25.6.09

pero la tele muda pasa los spots

Te dije que venía y cumplí, ¿viste? Estuvo bueno ver a los pibes compartir guitarras, intercambiar instrumentos y canciones como si fueran la misma banda, las birras que pasan de mano en mano y el frío que se vuelve calor en el bar. Sobre la pared, al fondo, dejan una imagen de la Bristol, los mocasines en la arena, y el Gato que canta: "Yo no sé cómo entender, la libre competencia del mercado laboral. El fracaso de los demás es un triunfo tuyo". Estamos ahí.

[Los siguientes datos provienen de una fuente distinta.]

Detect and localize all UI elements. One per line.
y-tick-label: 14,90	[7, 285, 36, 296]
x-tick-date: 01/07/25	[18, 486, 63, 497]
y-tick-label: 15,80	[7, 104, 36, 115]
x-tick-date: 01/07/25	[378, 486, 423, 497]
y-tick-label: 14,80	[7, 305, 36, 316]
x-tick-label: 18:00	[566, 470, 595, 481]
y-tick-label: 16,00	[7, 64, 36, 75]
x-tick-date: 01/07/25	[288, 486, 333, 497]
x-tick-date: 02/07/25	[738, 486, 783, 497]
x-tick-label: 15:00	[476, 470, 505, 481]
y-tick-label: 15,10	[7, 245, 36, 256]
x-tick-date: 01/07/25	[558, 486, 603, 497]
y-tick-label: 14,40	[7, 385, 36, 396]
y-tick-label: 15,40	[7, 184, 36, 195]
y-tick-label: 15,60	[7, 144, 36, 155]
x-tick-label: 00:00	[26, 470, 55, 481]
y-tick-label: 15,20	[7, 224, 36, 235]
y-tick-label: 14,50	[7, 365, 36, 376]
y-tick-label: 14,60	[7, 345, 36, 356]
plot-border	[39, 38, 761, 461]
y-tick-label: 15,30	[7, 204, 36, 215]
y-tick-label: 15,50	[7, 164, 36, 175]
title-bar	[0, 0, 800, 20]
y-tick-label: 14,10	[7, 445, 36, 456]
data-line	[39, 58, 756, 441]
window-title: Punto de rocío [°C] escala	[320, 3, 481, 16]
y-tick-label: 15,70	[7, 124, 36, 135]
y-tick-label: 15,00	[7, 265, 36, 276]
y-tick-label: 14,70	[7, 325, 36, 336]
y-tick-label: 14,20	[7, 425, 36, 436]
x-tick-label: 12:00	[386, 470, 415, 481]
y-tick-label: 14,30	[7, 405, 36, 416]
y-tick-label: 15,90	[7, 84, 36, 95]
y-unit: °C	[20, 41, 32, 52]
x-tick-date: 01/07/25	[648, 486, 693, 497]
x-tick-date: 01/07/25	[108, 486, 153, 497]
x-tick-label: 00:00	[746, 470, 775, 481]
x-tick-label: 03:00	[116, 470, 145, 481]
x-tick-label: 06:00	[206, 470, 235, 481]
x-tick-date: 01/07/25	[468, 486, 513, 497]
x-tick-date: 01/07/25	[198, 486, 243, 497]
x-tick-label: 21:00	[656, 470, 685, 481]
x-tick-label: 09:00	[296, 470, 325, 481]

Pero la tele muda pasa los spots y sin querer me acuerdo de elecciones anteriores. Diez años atras. Cuando voté contra la convertibilidad en el '99. Y ahora, que voto a favor del modelo. En el medio Salma pone el disco de Reno y se queda prendida en el primer tema. Termina, retrocede y vuelve a poner play. "Es como Neil Young", me dice, fascinada. "O como Dylan", propongo yo. Y asentimos cuando su garganta corta el aire en el cuarto.

8.6.09

Los Cayos



La mejor banda del país. O bueno, la más buena onda.

La que te va a dejar siempre con una sonrisa de oreja a oreja.

Pase lo que pase.

Escuches con quien la escuches.

Aunque sea domingo y haga frío y te hayas peleado con medio mundo o te hayan echado de tu trabajo.

O al revés: aunque esté todo bien, el sol salga todos los días y te paguen en regla, pero igual sepas que el turro siempre asoma.

Porque seamos claros: el laburo es importante. Y el reconocimiento no molesta.

Pero definitivamente no alcanza.

Hay algo profundamente perturbador en esas balizas puestas y esa mano que se extiende sola.

Si no reaccionás ante eso, no reaccionás ante nada.

De qué te sirve escribir sobre música, tener el tupé de describir sobre un disco, pontificar si un tema es bueno o malo (¡Díos mío! qué importa si es "bueno" o "malo"), si no te hacés cargo de lo que te escribís. De lo que te gusta.

Y la verdad, a esta altura, lo primero que me interesa, es hacerme cargo.

Me importa poco el buen gusto.

La banda que hay que escuchar.

Lo que va.

Para mí las canciones de Los Cayos son buenas porque se quedan prendidas en el oído apenas las escuchás.

Porque son canciones que tienen el don.

Son especiales.

Te hacen sonreir.

O suspirar.

No importa qué palo curtas. O qué estilo prefieras.

Hay canciones que te pueden y ya.

Conozco poca gente que logra eso. Calamaro es uno. Y Los Cayos, en sus mejores temas, por más que suene temerario, me importa poco que suene temario, son otros.

Cuando Los Cayos se suben al escenario, casi no prueban. Directamente le tiran un par de consignas al operador y arrancan.

Y si tocan en Campana, de donde son, llenan.

La gente arenga en el teatro como si fueran Divididos. Cientas de personas.

Y si tocan en Once, en el Zaguán o en La Cigale, y no son tantas, arengan lo mismo.

Contagian la risa a todo el lugar.

Y lo mejor: con la más absoluta generosidad.

Por más que haga frío, sea casi invierno y la humedad te cale en los huesos.

Los tipos arrancan y te llevan puesto.

Y cuando volvés a tu casa, no sabés que hacer.

Si cambiar tu vida o tomarte un whisky y olvidarte de todo, total mañana es lo mismo.

O si no.

Así de poderosos son Los Cayos.

La arenga que tienen.

Que les brota y que ni saben que poseen.

Si tuviera que compararlos, diría que me hacen acordar a la vocación cancionera de Estelares, el Manu Moretti más genuino y poeta. El bohemio que dejaba todo por un amor (y yo sé que todavía lo hace) y por una buena canción.

A mí Los Cayos me emocionan porque tienen un tema como Otarios, que es triste pero épica.

O como A Nadar, que es alegre pero demasiado arengadora para ser cierta (y eso la hace triste también. De otra manera. Pero agridulce al fin).

Y porque son tres. Y los tres cantan. Y los tres te hablan con propiedad.

Porque tienen treinta y pico. Y tener treinta y pico hace bien.

A los treinta y pico todavía te animás a grandes empresas, aunque regules la caminata y regules el paso.

Tenés treinta y pico, loco.

Te hacés cargo.

Te hacés hombre.

Y sino, te olvidás.

Yo prefiero seguir bancando las bandas que me emocionan.

Porque para hacer lo de siempre, tiro la toalla y chau. Para qué tanto lío, ¿no?